La vie n’est pas une affaire de record de durée ; ce qui compte, c’est d’en faire quelque chose le temps que ça dure, et pas seulement de la faire durer.
Les hommes ne commencent à vivre pleinement que lorsqu’ils ont le dos au mur.
Le bonheur n’est pas un feu d’artifice : c’est un feu de bois ; ce n’est pas seulement beau, c’est chaud et ça fait du bien.
Ce n’est pas le tabac, l’alcool ou la malbouffe : c’est la vie qui n’est pas bonne pour la santé. C’est à force de vivre qu’on meurt, et ceux qui font tout pour ne pas se brûler trop vite vont tout de même mourir eux aussi. Fumer, c’est célébrer le fait qu’il faut se brûler à vivre, sinon on s’éteint, tout s’éteint.
Nous sommes peu de chose, mais ce peu est tout ce que nous sommes ; nous ne serons jamais rien de plus, rien d’autre : de la matière qui respire ; nous passons comme un souffle, nous ne sommes que ce souffle. Vivre, c’est faire en sorte que la matière ne perde pas tout à fait son temps à être ce que nous sommes.
Le but d’un livre, d’une œuvre musicale, n’est pas d’arriver au plus vite au dernier mot, à la dernière note, et il n’y a rien au-delà de leur dernier mot, de leur dernière note. Vivre longtemps ne garantit pas une meilleure vie, pas plus que la grandeur d’un livre ou d’une composition ne tient à leur longueur.

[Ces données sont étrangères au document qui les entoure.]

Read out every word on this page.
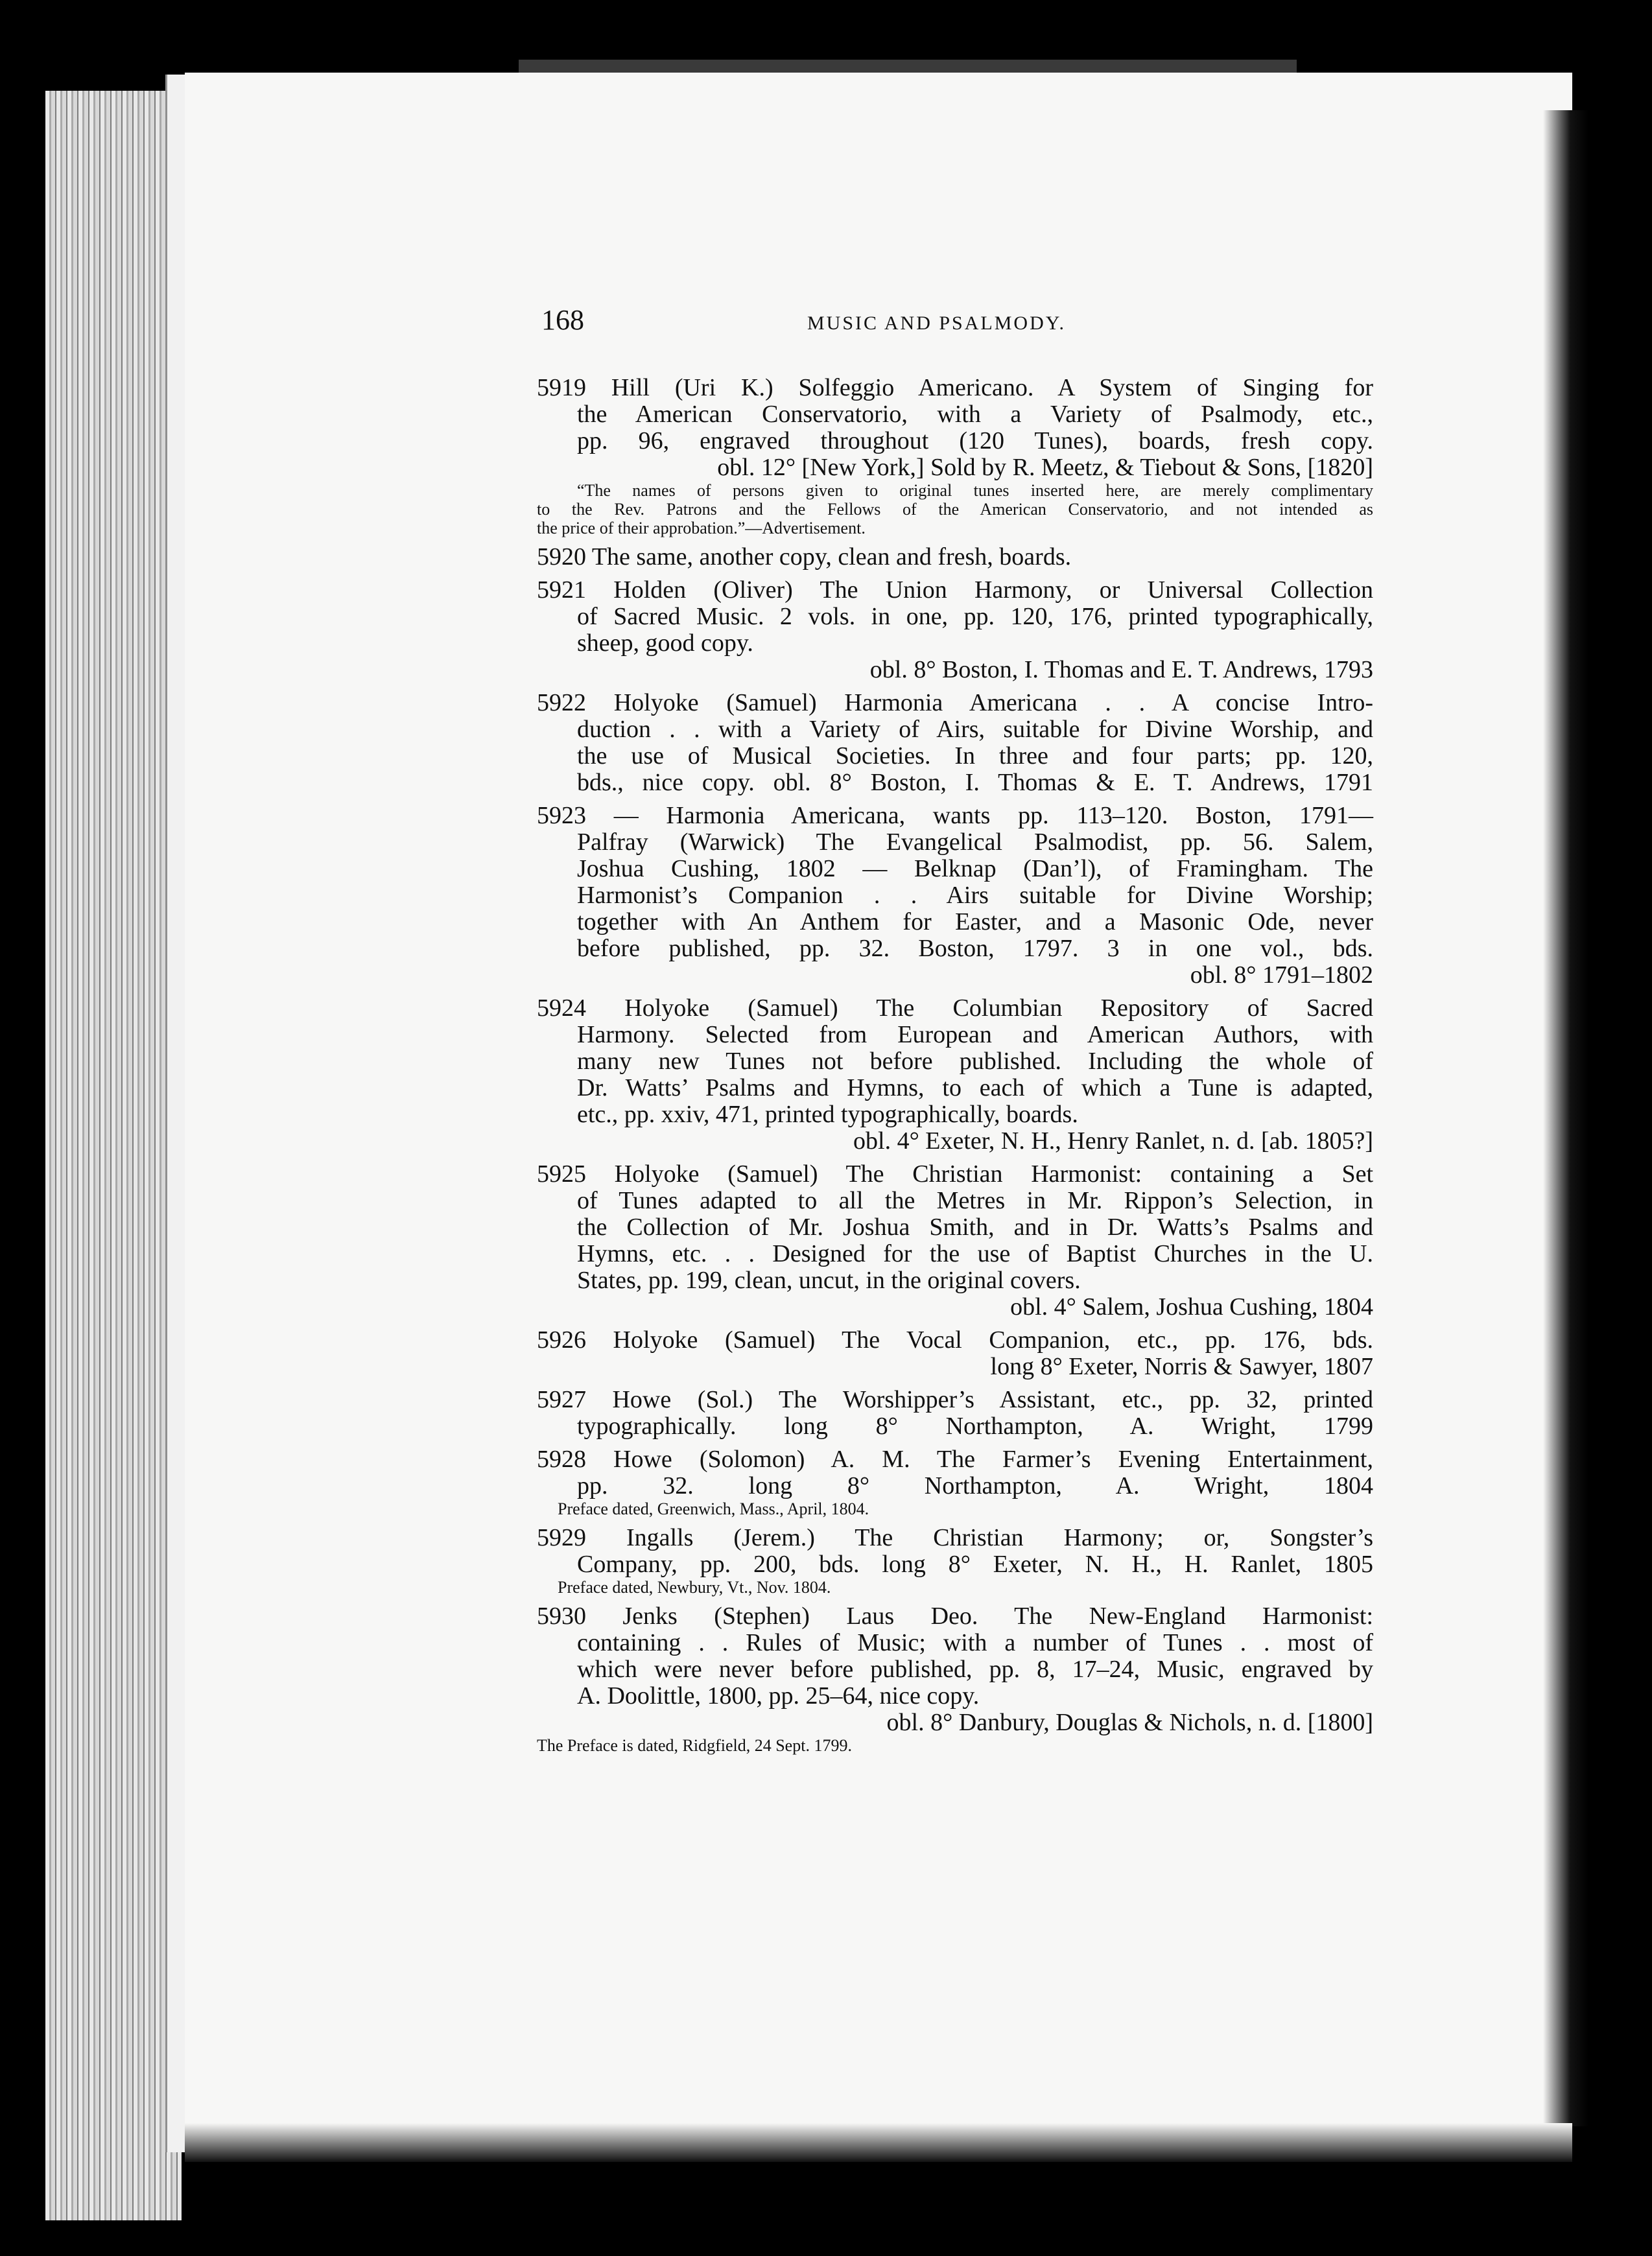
168	MUSIC AND PSALMODY.
5919 Hill (Uri K.) Solfeggio Americano. A System of Singing for
the American Conservatorio, with a Variety of Psalmody, etc.,
pp. 96, engraved throughout (120 Tunes), boards, fresh copy.
obl. 12° [New York,] Sold by R. Meetz, & Tiebout & Sons, [1820]
“The names of persons given to original tunes inserted here, are merely complimentary
to the Rev. Patrons and the Fellows of the American Conservatorio, and not intended as
the price of their approbation.”—Advertisement.
5920 The same, another copy, clean and fresh, boards.
5921 Holden (Oliver) The Union Harmony, or Universal Collection
of Sacred Music. 2 vols. in one, pp. 120, 176, printed typographically,
sheep, good copy.
obl. 8° Boston, I. Thomas and E. T. Andrews, 1793
5922 Holyoke (Samuel) Harmonia Americana . . A concise Intro-
duction . . with a Variety of Airs, suitable for Divine Worship, and
the use of Musical Societies. In three and four parts; pp. 120,
bds., nice copy. obl. 8° Boston, I. Thomas & E. T. Andrews, 1791
5923 — Harmonia Americana, wants pp. 113–120. Boston, 1791—
Palfray (Warwick) The Evangelical Psalmodist, pp. 56. Salem,
Joshua Cushing, 1802 — Belknap (Dan’l), of Framingham. The
Harmonist’s Companion . . Airs suitable for Divine Worship;
together with An Anthem for Easter, and a Masonic Ode, never
before published, pp. 32. Boston, 1797. 3 in one vol., bds.
obl. 8° 1791–1802
5924 Holyoke (Samuel) The Columbian Repository of Sacred
Harmony. Selected from European and American Authors, with
many new Tunes not before published. Including the whole of
Dr. Watts’ Psalms and Hymns, to each of which a Tune is adapted,
etc., pp. xxiv, 471, printed typographically, boards.
obl. 4° Exeter, N. H., Henry Ranlet, n. d. [ab. 1805?]
5925 Holyoke (Samuel) The Christian Harmonist: containing a Set
of Tunes adapted to all the Metres in Mr. Rippon’s Selection, in
the Collection of Mr. Joshua Smith, and in Dr. Watts’s Psalms and
Hymns, etc. . . Designed for the use of Baptist Churches in the U.
States, pp. 199, clean, uncut, in the original covers.
obl. 4° Salem, Joshua Cushing, 1804
5926 Holyoke (Samuel) The Vocal Companion, etc., pp. 176, bds.
long 8° Exeter, Norris & Sawyer, 1807
5927 Howe (Sol.) The Worshipper’s Assistant, etc., pp. 32, printed
typographically. long 8° Northampton, A. Wright, 1799
5928 Howe (Solomon) A. M. The Farmer’s Evening Entertainment,
pp. 32. long 8° Northampton, A. Wright, 1804
Preface dated, Greenwich, Mass., April, 1804.
5929 Ingalls (Jerem.) The Christian Harmony; or, Songster’s
Company, pp. 200, bds. long 8° Exeter, N. H., H. Ranlet, 1805
Preface dated, Newbury, Vt., Nov. 1804.
5930 Jenks (Stephen) Laus Deo. The New-England Harmonist:
containing . . Rules of Music; with a number of Tunes . . most of
which were never before published, pp. 8, 17–24, Music, engraved by
A. Doolittle, 1800, pp. 25–64, nice copy.
obl. 8° Danbury, Douglas & Nichols, n. d. [1800]
The Preface is dated, Ridgfield, 24 Sept. 1799.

La raison d’être d’un grain de sable et celle d’un humain, d’un arbre, d’un animal, d’une galaxie, est la même. Ce qui résonne dans les diverses croyances de l’humanité, c’est ce souvenir d’une connexion directe, absolue, avec la matière, où la distinction entre la poussière et la pensée n’a aucune importance, où il n’y a pas de différence entre le fait de penser et celui, comme la poussière, d’être emportée par le vent. Inspiration, respiration : c’est ce qui tient tout.
La mort de chacun de nous est la preuve que tout peut très bien continuer sans nous. La vie, c’est ce qui continue, ce qui dure au-delà de toute existence ; c’est ce qui n’est lié ni à Diane, ni à moi, ni à rien : ce qui perdure, ce qui continue malgré tout, malgré nous.
La musique ne saurait survivre à l’instrument, sauf dans le souvenir, ou sur un autre instrument. L’instrument de ma vie s’est brisé et la musique est devenue sourde. Le plaisir qu’on avait à jouer de la vie à deux, à improviser chaque journée… Il faut jouer chaque jour comme si c’était le seul morceau de sa vie, la seule pièce de son existence. J’ai perdu celle avec qui j’ai le mieux joué de la vie, avec qui j’ai joué les plus beaux airs. Diane est encore là, tout près de moi, mais comme si j’avais entre les mains un instrument dont il ne sort plus le moindre son quand je le touche : l’instrument est là, mais il n’y a plus de musique.
La vie a un sens quand les événements font des nœuds dans le fil des jours, dans ce qui conduit d’un bout à l’autre de l’existence, de la naissance à la mort. Il faut avoir bien vécu pour bien mourir. Ce n’est pas la perspective de la mort qui détermine la vie : seule importe la perspective de la vie. Il ne sert à rien de vivre en attendant la mort : elle va de toute façon arriver, et trop vite en plus ! — trop vite par définition. La mort dit une seule chose : on a trop peu de vie à vivre. Elle clame l’urgence de vivre, l’importance de vivre pleinement plutôt que de vivre longtemps.